Percy miraba fijamente el suelo con aire pensativo.
- Muy bien, hablemos entonces del tamaño.
- Ése es tu departamento -le sonrió Pitt.
- Dame una pista, sobrino. Por lo menos he de conocer el modelo del coche, y no estoy al corriente de la ingeniería japonesa.
- Si se trata de un Murmoto, es probable que sea un sedán deportivo.
La mirada jovial del rostro de Percy se hizo mortalmente seria.
- En resumen, buscamos un ingenio nuclear compacto de unos diez kilogramos de peso, que resulte indetectable en el interior de un sedán de tamaño medio.
- Y que pueda ser montado y detonado desde una gran distancia -añadió Pitt.
- A menos, por descontado, que vaya conducido por un piloto suicida.
- ¿De qué medida es la bomba en que estamos pensando? -preguntó Yaeger con aire inocente.
- Puede ser de formas y tamaños variables entre un bidón de gasolina y una pelota de béisbol -contestó Percy.
- De béisbol -repitió incrédulo Yaeger-. ¿Pero puede algo tan pequeño causar una destrucción tan grande?
Percy elevó la mirada al techo, como si pudiera contemplar la devastación.

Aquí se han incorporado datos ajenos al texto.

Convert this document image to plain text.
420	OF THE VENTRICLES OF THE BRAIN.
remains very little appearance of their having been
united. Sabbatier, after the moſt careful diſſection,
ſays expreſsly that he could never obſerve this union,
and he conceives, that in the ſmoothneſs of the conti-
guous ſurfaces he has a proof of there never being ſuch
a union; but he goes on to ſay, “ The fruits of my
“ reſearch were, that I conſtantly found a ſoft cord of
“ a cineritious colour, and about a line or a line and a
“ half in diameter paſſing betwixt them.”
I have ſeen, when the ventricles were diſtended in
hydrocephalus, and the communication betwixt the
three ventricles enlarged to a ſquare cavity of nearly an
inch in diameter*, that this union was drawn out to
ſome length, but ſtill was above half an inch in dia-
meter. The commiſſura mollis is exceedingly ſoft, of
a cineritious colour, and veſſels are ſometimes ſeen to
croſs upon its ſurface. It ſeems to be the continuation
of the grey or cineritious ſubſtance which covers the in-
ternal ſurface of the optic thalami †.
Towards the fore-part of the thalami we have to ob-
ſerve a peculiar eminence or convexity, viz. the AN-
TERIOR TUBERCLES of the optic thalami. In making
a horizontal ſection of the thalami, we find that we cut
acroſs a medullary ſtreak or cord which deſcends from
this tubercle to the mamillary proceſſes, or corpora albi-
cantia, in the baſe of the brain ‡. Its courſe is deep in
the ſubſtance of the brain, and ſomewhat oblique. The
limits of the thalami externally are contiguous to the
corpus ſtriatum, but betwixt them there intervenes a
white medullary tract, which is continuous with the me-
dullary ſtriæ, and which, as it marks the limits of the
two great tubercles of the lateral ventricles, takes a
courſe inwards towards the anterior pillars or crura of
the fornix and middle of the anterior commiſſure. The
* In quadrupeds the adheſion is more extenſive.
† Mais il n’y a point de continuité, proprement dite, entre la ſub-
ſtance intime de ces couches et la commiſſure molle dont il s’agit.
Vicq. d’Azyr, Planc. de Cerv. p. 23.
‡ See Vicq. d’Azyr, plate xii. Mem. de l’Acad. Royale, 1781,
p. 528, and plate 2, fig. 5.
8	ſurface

- Si la cabeza nuclear es muy activa, digamos en torno a los tres kilotones, probablemente podría arrasar el centro de Denver, Colorado, y las grandes deflagraciones desencadenadas por la explosión destruirían también buena parte de los suburbios.
- Lo último en bombas de automóviles -comentó Yaeger-. No es una idea reconfortante.
- Es como para ponerse enfermo sólo de pensarlo, pero conviene afrontar la realidad de que cada vez más naciones del Tercer Mundo poseen la bomba. -Percy indicó con un gesto la pantalla vacía del monitor-. ¿Qué podemos utilizar como modelo para diseccionar?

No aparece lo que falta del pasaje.